Bene-dire (a cura di don Francesco Diano)
Gesù ha denunciato l’uomo che non ringrazia. Nel Vangelo di Luca (17,11) quando vide che dei dieci lebbrosi guariti ne era tornato uno solo a dire grazie, esclamò: “Non sono stati guariti tutti e dieci? E gli altri nove dove sono?”. “E gli altri nove dove sono?”. È pesante questa denuncia di Cristo. La percentuale di chi pensa e ringrazia sarà sempre così ridotta? L’uomo è proprio inguaribile nel suo egoismo? Abbiamo addosso la lebbra dell’ingratitudine. Il Signore aspetta il nostro ringraziamento come logica dei fatti; se abbiamo ricevuto da Dio è logico che lo riconosciamo, se lo riconosciamo è logico che ci apriamo alla gratitudine. Il Signore non ha dato ai nove lebbrosi guariti un ordine, ma si attendeva che i nove guariti dessero un ordine a se stessi. La gratitudine è la logica dell’intelligenza e del cuore retto. Chi capisce e ha il cuore retto non può fare a meno di ringraziare. Per questo non esiste un comando specifico per il ringraziamento, perché il comandamento deve partire dall’uomo; avrebbe senso la riconoscenza imposta? “E gli altri nove dove sono?”. In quei nove ci siamo tutti, perché sono innumerevoli le nostre negligenze verso la bontà di Dio. Purtroppo in quei nove siamo presenti tutti, perché tutti siamo colpevoli di ingratitudine a Dio. L’uomo non riuscirà mai a stare al passo coi doni di Dio.
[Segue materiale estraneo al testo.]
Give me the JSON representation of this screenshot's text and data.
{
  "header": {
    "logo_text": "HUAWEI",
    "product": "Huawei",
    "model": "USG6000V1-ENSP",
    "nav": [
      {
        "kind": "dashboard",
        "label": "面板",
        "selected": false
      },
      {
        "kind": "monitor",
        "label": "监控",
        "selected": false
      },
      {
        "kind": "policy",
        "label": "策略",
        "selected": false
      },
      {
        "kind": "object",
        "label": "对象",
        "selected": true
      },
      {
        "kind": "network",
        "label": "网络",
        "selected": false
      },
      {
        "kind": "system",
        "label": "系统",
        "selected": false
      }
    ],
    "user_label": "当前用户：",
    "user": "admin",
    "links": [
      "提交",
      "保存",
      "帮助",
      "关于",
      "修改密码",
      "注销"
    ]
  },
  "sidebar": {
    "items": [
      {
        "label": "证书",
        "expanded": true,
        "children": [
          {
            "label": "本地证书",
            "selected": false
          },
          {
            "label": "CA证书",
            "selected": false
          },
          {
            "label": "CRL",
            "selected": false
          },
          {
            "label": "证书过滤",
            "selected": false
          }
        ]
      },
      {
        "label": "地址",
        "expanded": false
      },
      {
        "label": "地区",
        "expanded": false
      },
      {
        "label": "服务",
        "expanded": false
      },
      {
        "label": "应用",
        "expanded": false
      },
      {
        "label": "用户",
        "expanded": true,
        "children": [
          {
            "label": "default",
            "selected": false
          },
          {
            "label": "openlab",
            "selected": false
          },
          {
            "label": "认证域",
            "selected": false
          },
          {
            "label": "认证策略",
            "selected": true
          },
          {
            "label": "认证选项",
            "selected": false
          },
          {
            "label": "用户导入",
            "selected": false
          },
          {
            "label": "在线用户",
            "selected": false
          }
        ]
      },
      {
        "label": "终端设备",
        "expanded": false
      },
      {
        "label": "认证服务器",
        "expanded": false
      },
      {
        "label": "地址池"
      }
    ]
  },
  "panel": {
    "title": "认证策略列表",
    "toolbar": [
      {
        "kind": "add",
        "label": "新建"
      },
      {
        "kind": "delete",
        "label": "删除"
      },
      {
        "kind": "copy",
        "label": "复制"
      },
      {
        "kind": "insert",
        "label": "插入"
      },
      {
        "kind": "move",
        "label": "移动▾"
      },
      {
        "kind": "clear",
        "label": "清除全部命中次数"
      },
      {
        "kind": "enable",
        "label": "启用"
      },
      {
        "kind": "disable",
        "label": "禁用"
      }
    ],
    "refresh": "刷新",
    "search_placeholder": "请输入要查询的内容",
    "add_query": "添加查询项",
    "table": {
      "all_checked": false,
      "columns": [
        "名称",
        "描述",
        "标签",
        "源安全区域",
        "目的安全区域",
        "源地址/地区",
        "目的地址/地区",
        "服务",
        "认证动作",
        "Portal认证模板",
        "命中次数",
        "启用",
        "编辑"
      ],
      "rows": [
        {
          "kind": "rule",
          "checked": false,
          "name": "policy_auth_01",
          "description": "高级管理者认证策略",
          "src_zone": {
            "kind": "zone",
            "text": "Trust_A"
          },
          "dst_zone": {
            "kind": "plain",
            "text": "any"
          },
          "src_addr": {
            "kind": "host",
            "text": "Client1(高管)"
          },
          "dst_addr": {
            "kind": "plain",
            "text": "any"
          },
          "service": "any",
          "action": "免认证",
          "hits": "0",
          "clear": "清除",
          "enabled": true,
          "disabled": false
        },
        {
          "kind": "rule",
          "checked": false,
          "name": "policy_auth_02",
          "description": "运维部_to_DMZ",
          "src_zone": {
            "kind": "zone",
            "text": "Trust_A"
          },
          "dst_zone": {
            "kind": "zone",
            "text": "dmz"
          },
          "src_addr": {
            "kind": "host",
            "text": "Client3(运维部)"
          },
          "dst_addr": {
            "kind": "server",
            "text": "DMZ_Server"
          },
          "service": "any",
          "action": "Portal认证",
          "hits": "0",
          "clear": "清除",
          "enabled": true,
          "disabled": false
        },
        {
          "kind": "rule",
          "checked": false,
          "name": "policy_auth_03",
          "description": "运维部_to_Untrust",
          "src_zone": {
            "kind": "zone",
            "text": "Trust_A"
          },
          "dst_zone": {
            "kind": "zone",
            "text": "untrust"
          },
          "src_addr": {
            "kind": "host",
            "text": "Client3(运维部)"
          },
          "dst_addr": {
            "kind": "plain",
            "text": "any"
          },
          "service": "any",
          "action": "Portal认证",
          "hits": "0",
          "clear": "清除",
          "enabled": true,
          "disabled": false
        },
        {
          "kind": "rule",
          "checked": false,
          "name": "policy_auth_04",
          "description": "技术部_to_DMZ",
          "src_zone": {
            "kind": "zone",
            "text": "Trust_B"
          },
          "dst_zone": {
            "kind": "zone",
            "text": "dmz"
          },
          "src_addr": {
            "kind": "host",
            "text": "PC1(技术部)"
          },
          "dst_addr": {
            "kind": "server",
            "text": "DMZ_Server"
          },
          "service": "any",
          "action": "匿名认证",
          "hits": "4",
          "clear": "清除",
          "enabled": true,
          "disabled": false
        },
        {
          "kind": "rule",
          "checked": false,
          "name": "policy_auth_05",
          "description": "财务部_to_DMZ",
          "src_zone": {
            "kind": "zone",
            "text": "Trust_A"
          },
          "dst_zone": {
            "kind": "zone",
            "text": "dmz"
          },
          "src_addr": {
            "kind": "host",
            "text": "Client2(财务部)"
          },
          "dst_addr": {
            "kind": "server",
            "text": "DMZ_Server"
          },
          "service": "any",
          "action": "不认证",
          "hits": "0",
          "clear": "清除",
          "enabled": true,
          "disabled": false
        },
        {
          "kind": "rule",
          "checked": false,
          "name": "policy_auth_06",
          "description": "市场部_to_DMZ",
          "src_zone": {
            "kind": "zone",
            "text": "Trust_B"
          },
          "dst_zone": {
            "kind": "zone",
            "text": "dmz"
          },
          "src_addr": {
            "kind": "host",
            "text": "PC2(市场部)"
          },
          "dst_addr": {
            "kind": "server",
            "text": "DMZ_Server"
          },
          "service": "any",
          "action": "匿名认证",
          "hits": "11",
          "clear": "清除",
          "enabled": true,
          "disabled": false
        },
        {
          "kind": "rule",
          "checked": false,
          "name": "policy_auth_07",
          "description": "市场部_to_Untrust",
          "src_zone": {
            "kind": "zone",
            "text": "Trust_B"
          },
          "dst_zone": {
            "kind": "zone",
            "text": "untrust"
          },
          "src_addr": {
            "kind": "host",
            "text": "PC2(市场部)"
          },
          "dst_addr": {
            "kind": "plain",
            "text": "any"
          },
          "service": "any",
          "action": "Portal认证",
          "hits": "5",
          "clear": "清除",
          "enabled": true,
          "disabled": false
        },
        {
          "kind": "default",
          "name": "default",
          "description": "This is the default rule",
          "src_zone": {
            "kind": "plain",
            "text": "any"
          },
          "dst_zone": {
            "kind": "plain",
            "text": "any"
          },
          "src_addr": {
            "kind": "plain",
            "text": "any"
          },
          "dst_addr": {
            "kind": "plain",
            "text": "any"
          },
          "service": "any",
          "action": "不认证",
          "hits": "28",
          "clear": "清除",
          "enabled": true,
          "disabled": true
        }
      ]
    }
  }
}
I benefici di Dio sono più numerosi dell’arena del mare, sono innumerevoli come le gocce d’acqua dell’oceano. Ma l’uomo deve almeno aprirsi al problema! Non lo risolverà, ma deve almeno capire che c’è! “E gli altri nove dove sono?”. La denuncia amara di Cristo deve spingermi a rappresentare gli assenti. Quando avremo capito e saremo guariti dalla lebbra dell’ingratitudine, dovremo presentarci a Dio anche per i nostri fratelli che non capiranno mai e rappresentarli: “Signore, perdonali, perché non sanno quello che fanno; io sono qui a ringraziare anche per loro, dammi la capacità di poterli rappresentare sostituendomi ad essi…”.
(A. GASPARINO, Maestro insegnaci a pregare, Leumann (Torino), Elle Di Ci, 1993, 45-46).
Preghiera
Insegnaci, Signore, a non amare solo noi stessi, a non amare soltanto i nostri cari, a non amare soltanto quelli che ci amano. Insegnaci a pensare agli altri, ad amare anzitutto quelli che nessuno ama. Concedici la grazia di capire che in ogni istante, mentre noi viviamo una vita troppo felice e protetta da te, ci sono milioni di esseri umani, che pure sono tuoi figli e nostri fratelli, che muoiono di fame senza aver meritato di morire di fame, che muoiono di freddo senza aver meritato di morire di freddo. Signore abbi pietà di tutti i poveri del mondo; e non permettere più, o Signore, che viviamo felici da soli. Facci sentire l’angoscia della miseria universale e liberaci dal nostro egoismo.